The Chinese flag and the logo of CATL, a China-based battery maker, are superimposed on a picture of Ford Chairman Bill Ford announcing at Ford Iron Park that Ford will invest US$3.5 billion to build an lithium iron phosphate battery plant using technology from China’s CATL in the state of Michigan in the United States on Feb. 13, 2023 (local time).
The Chinese flag and the logo of CATL, a China-based battery maker, are superimposed on a picture of Ford Chairman Bill Ford announcing at Ford Iron Park that Ford will invest US$3.5 billion to build an lithium iron phosphate battery plant using technology from China’s CATL in the state of Michigan in the United States on Feb. 13, 2023 (local time).

The joint battery plant of Chinese battery maker CATL and U.S. automaker Ford in the United States is not excluded from those eligible for subsidies under the local Inflation Reduction Act (IRA) of the U.S. government, a leading Chinese newspaper reported.

“Ford has not found anything in the IRA or its guidelines that excludes the technology license partnership with Chinese battery maker CATL from the subsidy list,” a Ford spokesperson said in a media interview on Jan. 5, according to Shanghai Securities News.

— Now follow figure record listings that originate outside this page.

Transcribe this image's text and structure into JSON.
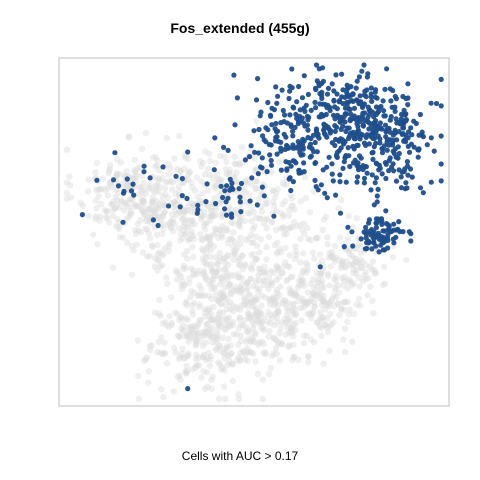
{
  "chart_data": {
    "type": "scatter",
    "title": "Fos_extended (455g)",
    "caption": "Cells with AUC > 0.17",
    "xlabel": "",
    "ylabel": "",
    "grid": false,
    "legend": "none",
    "x_range": [
      0,
      100
    ],
    "y_range": [
      0,
      100
    ],
    "colors": {
      "above_threshold": "#1f4e8c",
      "below_threshold": "#dcdcdc",
      "frame": "#bfbfbf"
    },
    "series": [
      {
        "role": "below_threshold",
        "clusters": [
          {
            "cx": 18,
            "cy": 62,
            "sx": 7,
            "sy": 6,
            "n": 180
          },
          {
            "cx": 32,
            "cy": 56,
            "sx": 9,
            "sy": 8,
            "n": 220
          },
          {
            "cx": 40,
            "cy": 40,
            "sx": 9,
            "sy": 8,
            "n": 180
          },
          {
            "cx": 52,
            "cy": 28,
            "sx": 10,
            "sy": 8,
            "n": 300
          },
          {
            "cx": 38,
            "cy": 18,
            "sx": 8,
            "sy": 7,
            "n": 220
          },
          {
            "cx": 66,
            "cy": 32,
            "sx": 7,
            "sy": 6,
            "n": 150
          },
          {
            "cx": 76,
            "cy": 42,
            "sx": 5,
            "sy": 4,
            "n": 90
          },
          {
            "cx": 46,
            "cy": 62,
            "sx": 7,
            "sy": 6,
            "n": 120
          },
          {
            "cx": 58,
            "cy": 52,
            "sx": 6,
            "sy": 5,
            "n": 80
          }
        ]
      },
      {
        "role": "above_threshold",
        "clusters": [
          {
            "cx": 72,
            "cy": 84,
            "sx": 10,
            "sy": 7,
            "n": 260
          },
          {
            "cx": 82,
            "cy": 74,
            "sx": 7,
            "sy": 8,
            "n": 220
          },
          {
            "cx": 58,
            "cy": 74,
            "sx": 6,
            "sy": 6,
            "n": 110
          },
          {
            "cx": 82,
            "cy": 49,
            "sx": 3.5,
            "sy": 2.5,
            "n": 80
          },
          {
            "cx": 44,
            "cy": 60,
            "sx": 5,
            "sy": 4,
            "n": 30
          },
          {
            "cx": 22,
            "cy": 62,
            "sx": 8,
            "sy": 5,
            "n": 20
          }
        ],
        "outliers": [
          [
            67,
            40
          ],
          [
            33,
            5
          ],
          [
            6,
            55
          ],
          [
            33,
            73
          ],
          [
            30,
            66
          ]
        ]
      }
    ]
  }
}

The guidelines in the IRA released in December mean that the joint battery plant between Ford and CATL will not be scratched off the U.S. subsidy list.

Shanghai Securities News reported on the evening of Jan. 6 that a CATL official said that cooperation was proceeding normally between the two companies.

In February 2023 Ford said it will build a battery plant based on CATL’s lithium iron phosphate (LFP) battery technology in Michigan in the United States. Ford will invest US$3.5 billion and take a 100 percent stake in the project, while CATL will cooperate with Ford by providing its licensed technology.

CATL’s lack of a stake in the battery plant is seen as a strategy to take advantage of the U.S. IRA, which provides a tax credit of up to US$7,500 for electric vehicles that meet North American battery component and key mineral origin requirements and are finally assembled in North America.

The IRA restricts procurement from so-called foreign entities of concern (FEOCs) for battery components and key minerals, starting from this year for battery components and starting from 2025 for key minerals such as lithium, nickel, cobalt and graphite. According to detailed regulations for IRA subsidies released in December, all Chinese companies and joint ventures with at least 25 percent Chinese ownership are designated as FEOCs, so there has been a lot of interest in China recently about whether or not CATL’s and Ford’s joint battery plant will qualify for subsidies.

Ford’s and CATL’s plan to build a joint battery plant in the United States in February last year drew scrutiny not only from the Chinese government but from the U.S. House of Representatives’ Committee on Committee on Ways and Means and the Select Committee on the Strategic Competition between the United States and the Chinese Communist Party.